Two Sum – Python

I’ve been reviewing technical interview practice over the last few weeks, and thought it might be a good idea to consolidate my notes and think about how I would teach it. This always worked very well for music, and seems to work for writing code too.

I’m going to go over the Two Sum problem and use the two-pointer method. And I’m doing this in Python, but might add Ruby for it later. I like to see them next to each other to compare. Actually, I might do it in C# too and put them all next to each other. That’s what I do when I’m taking notes on my notion page, put the languages I’m working on next to each other. Anyway, off we go

Here is a description of the problem from leet code (linked above)

Given an array of integers nums and an integer target, return indices of the two numbers such that they add up to target.

You may assume that each input would have exactly one solution, and you may not use the same element twice.

You can return the answer in any order.

I’m going to use pytest to write some simple tests first, and then solve it.

I want to test for the following

1. The solution exists
2. The solution doesn’t exist
3. What happens with negative numbers
4. What happens with duplicate numbers
5. Test an empty input
6. Test a single element being input

I think that’s pretty thorough, but let me know if I forgot anything

I’m doing all of this in one file, so this is at the bottom, you will have to run pip install pytest if you haven’t done so before

import pytest

def test_two_sum():
    # solution exists
    nums = [2, 7, 11, 15]
    target = 9
    assert two_sum(nums, target) == [0, 1]

    # solution doesn't exist
    nums = [2, 7, 11, 15]
    target = 10
    assert two_sum(nums, target) == []

    # negative numbers
    nums = [-1, 0, 1, 2, -1, -4]
    target = -1
    assert two_sum(nums, target) == [0, 2]

    # duplicate numbers
    nums = [3, 3]
    target = 6
    assert two_sum(nums, target) == [0, 1]

    # empty input
    nums = []
    target = 5
    assert two_sum(nums, target) == []

    # single element input
    nums = [5]
    target = 5
    assert two_sum(nums, target) == []

So there are a bunch of tests, and this is our end goal. Now lets try to solve them

I’m going to define the function two_sum and give it two parameters, nums which is the list of integers, and target which is the sum I want to find

I’m going to use an empty dictionary to make this more efficient. There is a brute force way to do it, but I am going for efficiency and this seems like it will be more efficient.

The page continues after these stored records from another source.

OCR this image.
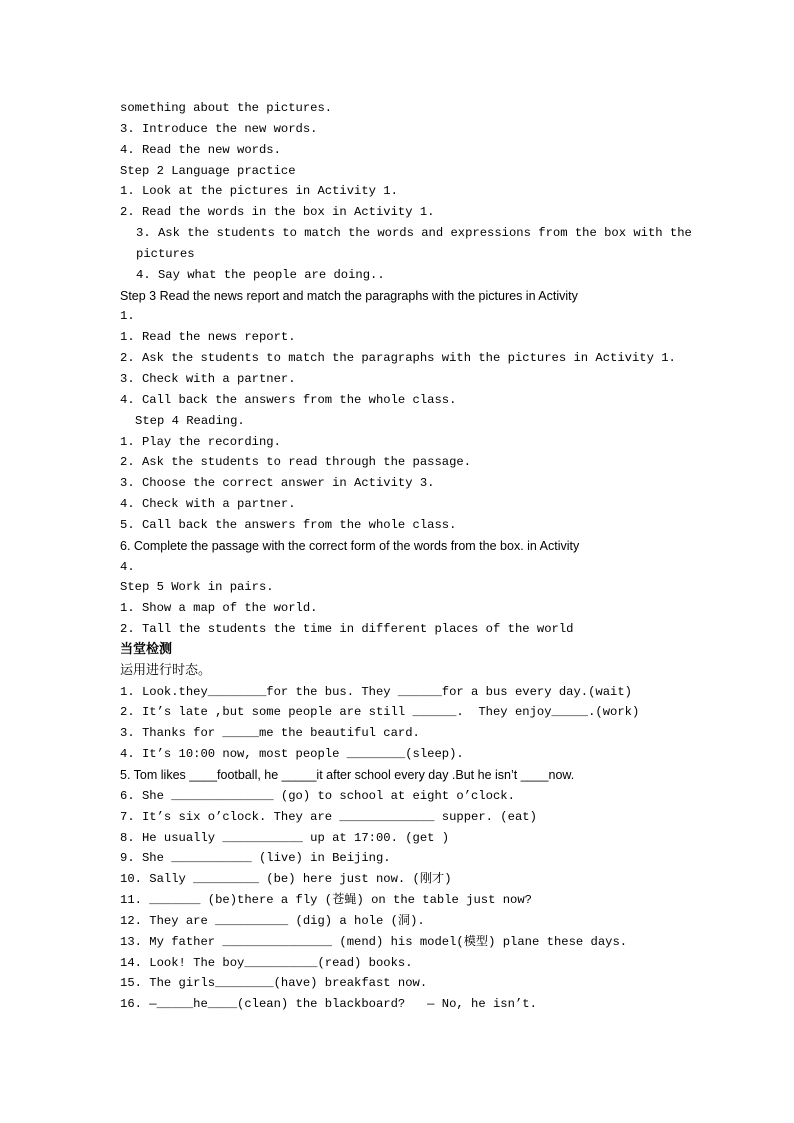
something about the pictures.
3. Introduce the new words.
4. Read the new words.
Step 2 Language practice
1. Look at the pictures in Activity 1.
2. Read the words in the box in Activity 1.
3. Ask the students to match the words and expressions from the box with the
pictures
4. Say what the people are doing..
Step 3 Read the news report and match the paragraphs with the pictures in Activity
1.
1. Read the news report.
2. Ask the students to match the paragraphs with the pictures in Activity 1.
3. Check with a partner.
4. Call back the answers from the whole class.
Step 4 Reading.
1. Play the recording.
2. Ask the students to read through the passage.
3. Choose the correct answer in Activity 3.
4. Check with a partner.
5. Call back the answers from the whole class.
6. Complete the passage with the correct form of the words from the box. in Activity
4.
Step 5 Work in pairs.
1. Show a map of the world.
2. Tall the students the time in different places of the world
当堂检测
运用进行时态。
1. Look.they________for the bus. They ______for a bus every day.(wait)
2. It’s late ,but some people are still ______.  They enjoy_____.(work)
3. Thanks for _____me the beautiful card.
4. It’s 10:00 now, most people ________(sleep).
5. Tom likes ____football, he _____it after school every day .But he isn’t ____now.
6. She ______________ (go) to school at eight o’clock.
7. It’s six o’clock. They are _____________ supper. (eat)
8. He usually ___________ up at 17:00. (get )
9. She ___________ (live) in Beijing.
10. Sally _________ (be) here just now. (刚才)
11. _______ (be)there a fly (苍蝇) on the table just now?
12. They are __________ (dig) a hole (洞).
13. My father _______________ (mend) his model(模型) plane these days.
14. Look! The boy__________(read) books.
15. The girls________(have) breakfast now.
16. —_____he____(clean) the blackboard?   — No, he isn’t.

The dictionary is going to be num_indices and it will store the corresponding indices of every number that you find in the list, nums. You get constant time lookup in a dictionary, which is why I’m looking at it.

Here’s what I have so far

def two_sum(nums, target):
    num_indices = {}

I need to iterate over the list now, so I am going to use i to keep track of the index of each number in nums. I am also going to use enumerate to access the index and the value of every element.

I need a way to figure out if the target is attainable, so I will use total = target - num

The way this works is that I need to find the difference needed to actually get the target is 7 and num is 5, then the total is 2, and it is going to check if the dictionary has a key of 2.

If the total is already a key in the indices, it is going to return the index of num and the index of the key it found. If it doesn’t work, then it will take num and set it as a key with the value being it’s index, and move onto the next one. It looks like this

for i, num in enumerate(nums):
      total = target - num
      if total in num_indices:
          return [num_indices[total], i]
      num_indices[num] = i

And then when it all get’s put together, you have this

def two_sum(nums, target):
    num_indices = {}
    for i, num in enumerate(nums):
        total = target - num
        if total in num_indices:
            return [num_indices[total], i]       
        num_indices[num] = i
    return []

This should pass the tests I wrote earlier (make sure you have import pytest at the top)

You can run it with pytest two_sum.py

The entire block looks like this, with a test I added to put the numbers of the first test in a different order.

import pytest
def two_sum(nums, target):
    num_indices = {}
    for i, num in enumerate(nums):
        total = target - num
        if total in num_indices:
            return [num_indices[total], i]       
        num_indices[num] = i
    return []

def test_two_sum():
    nums = [2, 7, 11, 15]
    target = 9
    assert two_sum(nums, target) == [0, 1]
    
    # solution exists in different order
    nums = [7, 11, 15, 2]
    target = 9
    assert two_sum(nums, target) == [0, 3]


    nums = [2, 7, 11, 15]
    target = 10
    assert two_sum(nums, target) == []

    nums = [-1, 0, 1, 2, -1, -4]
    target = -1
    assert two_sum(nums, target) == [0, 1]

    nums = [3, 3]
    target = 6
    assert two_sum(nums, target) == [0, 1]

    nums = []
    target = 5
    assert two_sum(nums, target) == []

    nums = [5]
    target = 5
    assert two_sum(nums, target) == []

Alright, let me know if I missed anything, or if there is a better way!